Some playboy in red chuckled in amusement. The Emperor looked on, entertained. Even Mingyu gave a subtle nod of approval—as if her death threat was charming.
Yuyan's throat tightened. Her nails bit into her palms, drawing blood.
"She's nothing," she whispered, pacing the tent. "She wasn't in the story. She's not real. She doesn't belong here."
But even as the words left her lips, they felt hollow. She knew the truth.
Zhao Xinying wasn't an extra. She was a black hole. Everything—attention, fear, desire—was pulled toward her. Even fate.
Yuyan sank onto the velvet stool before her mirror, staring at her reflection with a sick twist of disgust.
"You read the book," she whispered. "You knew how it ended. You were supposed to win."

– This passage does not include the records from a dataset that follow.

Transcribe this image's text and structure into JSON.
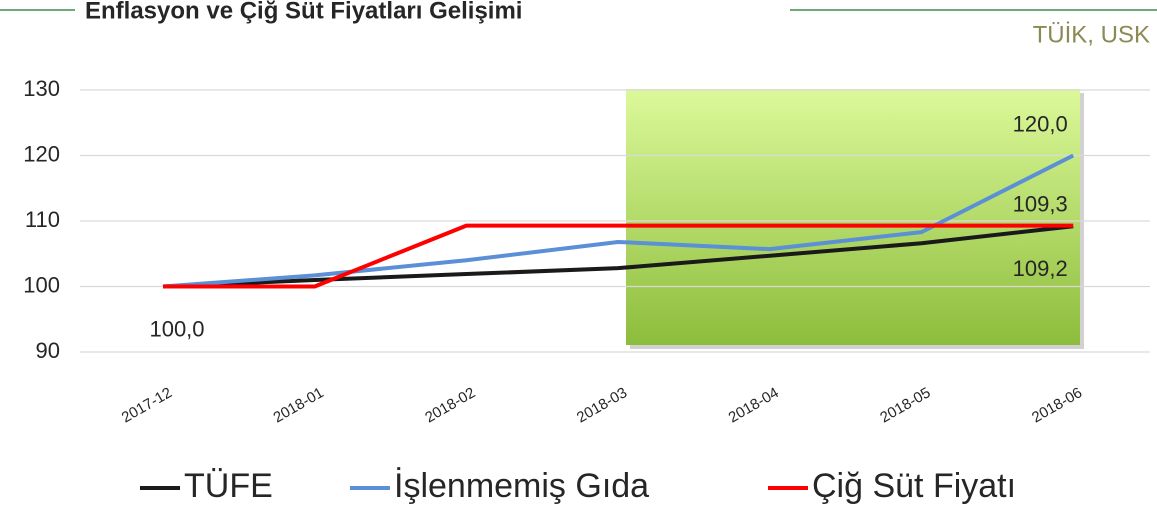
{
  "chart_data": {
    "type": "line",
    "title": "Enflasyon ve Çiğ Süt Fiyatları Gelişimi",
    "source": "TÜİK, USK",
    "categories": [
      "2017-12",
      "2018-01",
      "2018-02",
      "2018-03",
      "2018-04",
      "2018-05",
      "2018-06"
    ],
    "series": [
      {
        "name": "TÜFE",
        "color": "#1a1a1a",
        "values": [
          100,
          101,
          101.9,
          102.8,
          104.7,
          106.6,
          109.2
        ],
        "value_labels": [
          "100,0",
          null,
          null,
          null,
          null,
          null,
          "109,2"
        ]
      },
      {
        "name": "İşlenmemiş Gıda",
        "color": "#5b8fd6",
        "values": [
          100,
          101.7,
          104,
          106.8,
          105.7,
          108.3,
          120
        ],
        "value_labels": [
          null,
          null,
          null,
          null,
          null,
          null,
          "120,0"
        ]
      },
      {
        "name": "Çiğ Süt Fiyatı",
        "color": "#ff0000",
        "values": [
          100,
          100,
          109.3,
          109.3,
          109.3,
          109.3,
          109.3
        ],
        "value_labels": [
          null,
          null,
          null,
          null,
          null,
          null,
          "109,3"
        ]
      }
    ],
    "ylim": [
      90,
      130
    ],
    "yticks": [
      90,
      100,
      110,
      120,
      130
    ],
    "grid": true,
    "legend": "bottom"
  }
}
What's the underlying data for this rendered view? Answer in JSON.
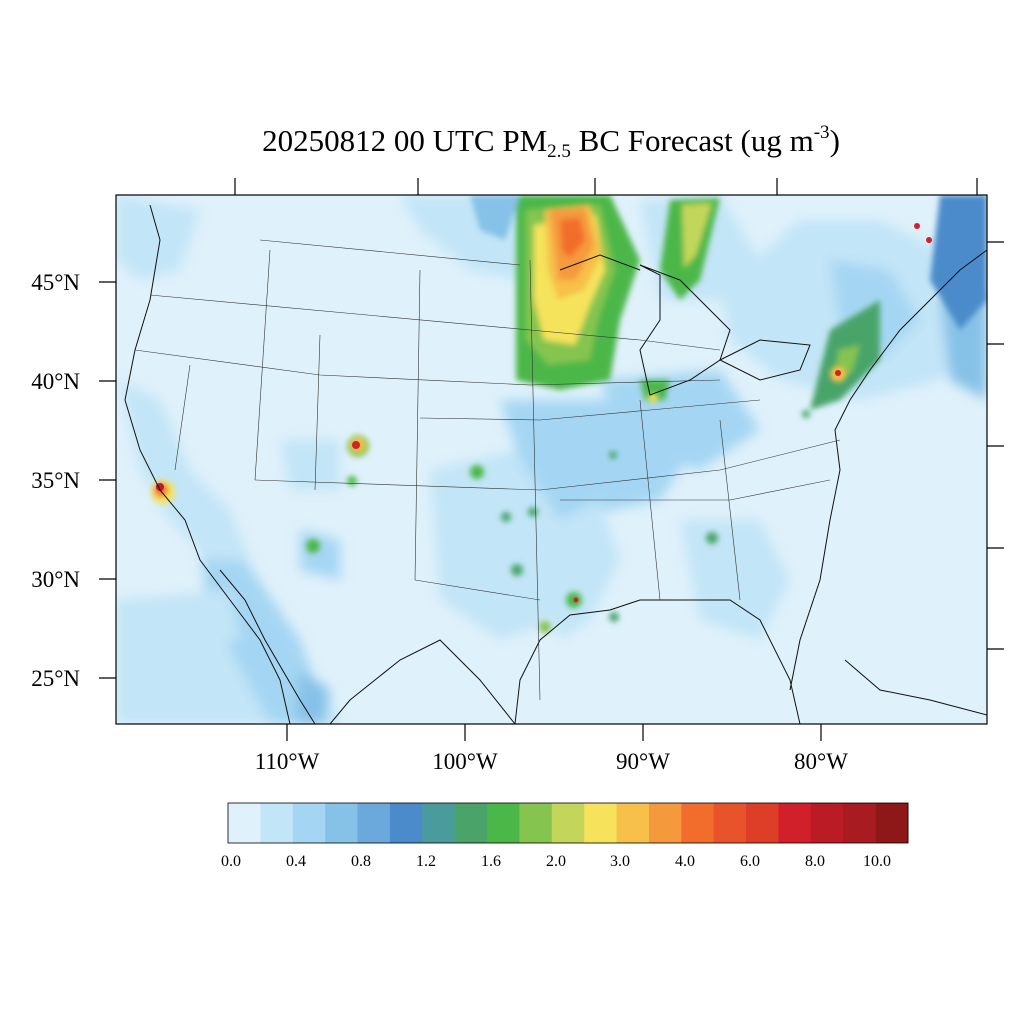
{
  "title": {
    "date": "20250812",
    "time": "00 UTC",
    "species_prefix": "PM",
    "species_sub": "2.5",
    "species_suffix": " BC Forecast (ug m",
    "unit_exp": "-3",
    "close": ")"
  },
  "lat_labels": [
    "45°N",
    "40°N",
    "35°N",
    "30°N",
    "25°N"
  ],
  "lat_values": [
    45,
    40,
    35,
    30,
    25
  ],
  "lon_labels": [
    "110°W",
    "100°W",
    "90°W",
    "80°W"
  ],
  "lon_values": [
    -110,
    -100,
    -90,
    -80
  ],
  "colorbar": {
    "labels": [
      "0.0",
      "0.4",
      "0.8",
      "1.2",
      "1.6",
      "2.0",
      "3.0",
      "4.0",
      "6.0",
      "8.0",
      "10.0"
    ],
    "colors": [
      "#dff1fb",
      "#c2e5f7",
      "#a4d6f3",
      "#86c1e7",
      "#6ba8dc",
      "#4b8bcb",
      "#4a9c9c",
      "#4aa46a",
      "#4bb748",
      "#85c44f",
      "#c3d65b",
      "#f6e35b",
      "#f6c04a",
      "#f59a3c",
      "#f26d2c",
      "#e9532c",
      "#de3d28",
      "#d12029",
      "#bb1b25",
      "#a81b21",
      "#8e1818"
    ]
  },
  "map": {
    "type": "filled-contour map",
    "colors": {
      "background": "#dff1fb",
      "low": "#c2e5f7",
      "moderate": "#86c1e7",
      "plume_green": "#4bb748",
      "plume_yellow": "#f6e35b",
      "plume_orange": "#f26d2c",
      "hotspot_red": "#bb1b25"
    }
  }
}
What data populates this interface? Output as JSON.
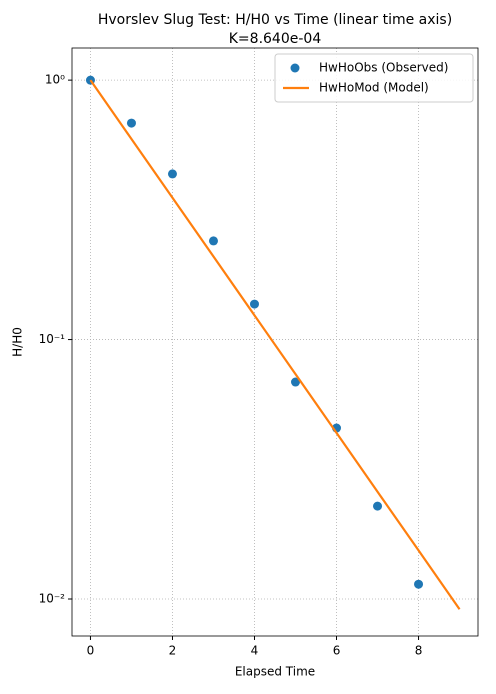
{
  "chart_data": {
    "type": "line",
    "title": "Hvorslev Slug Test: H/H0 vs Time (linear time axis)",
    "subtitle": "K=8.640e-04",
    "x_label": "Elapsed Time",
    "y_label": "H/H0",
    "xlim": [
      -0.45,
      9.45
    ],
    "xticks": [
      0,
      2,
      4,
      6,
      8
    ],
    "ylim": [
      0.0072,
      1.33
    ],
    "yscale": "log",
    "yticks": [
      {
        "value": 0.01,
        "label": "10⁻²"
      },
      {
        "value": 0.1,
        "label": "10⁻¹"
      },
      {
        "value": 1,
        "label": "10⁰"
      }
    ],
    "grid": true,
    "legend": "upper-right",
    "series": [
      {
        "name": "HwHoObs (Observed)",
        "color": "#1f77b4",
        "type": "scatter",
        "x": [
          0,
          1,
          2,
          3,
          4,
          5,
          6,
          7,
          8
        ],
        "values": [
          1.0,
          0.683,
          0.435,
          0.24,
          0.137,
          0.0686,
          0.0456,
          0.0228,
          0.0114
        ]
      },
      {
        "name": "HwHoMod (Model)",
        "color": "#ff7f0e",
        "type": "line",
        "x": [
          0,
          1,
          2,
          3,
          4,
          5,
          6,
          7,
          8,
          9
        ],
        "values": [
          1.0,
          0.593,
          0.352,
          0.209,
          0.124,
          0.0736,
          0.0437,
          0.0259,
          0.0154,
          0.00913
        ]
      }
    ]
  }
}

But she hadn't won anything.
She'd lost ground, lost dignity, and now the whole court whispered about how calm Xinying had been, how terrifying, how… untouchable. The Crown Prince had stood beside her in silence, and silence said more than words ever could.
The tent flap rustled.
A maid returned, eyes downcast, holding out a scroll with trembling hands.
"Your Highness," the girl said. "An invitation. His Majesty requests your presence at the evening banquet. There will be a presentation of the morning's hunt."
Yuyan took the scroll, broke the seal with her thumb, and let it fall to the floor unread.
A banquet.
Of course.
She stood slowly and crossed to the wardrobe. Her fingers brushed past silks and satins, past muted court colors, and landed on a robe of crimson trimmed in gold. Bold. Regal. Daring.
If they wanted a spectacle, she would give them one.
Let them whisper. Let them wonder how she still smiled. Let Zhao Xinying wear her green dress and her perfect silence. Yuyan would wear fire. She would laugh louder, stand taller, look prettier.
Because she was all of that and more.
She had come from another world to be with the man she loved. She had lived through violence, politics, betrayal—and she was still here.
She would make herself unforgettable.
And Zhao Xinying?
Yuyan's lips curved into something bitter.
If the girl wouldn't burn on her own, then Yuyan would set the forest ablaze just to watch her shadows dance.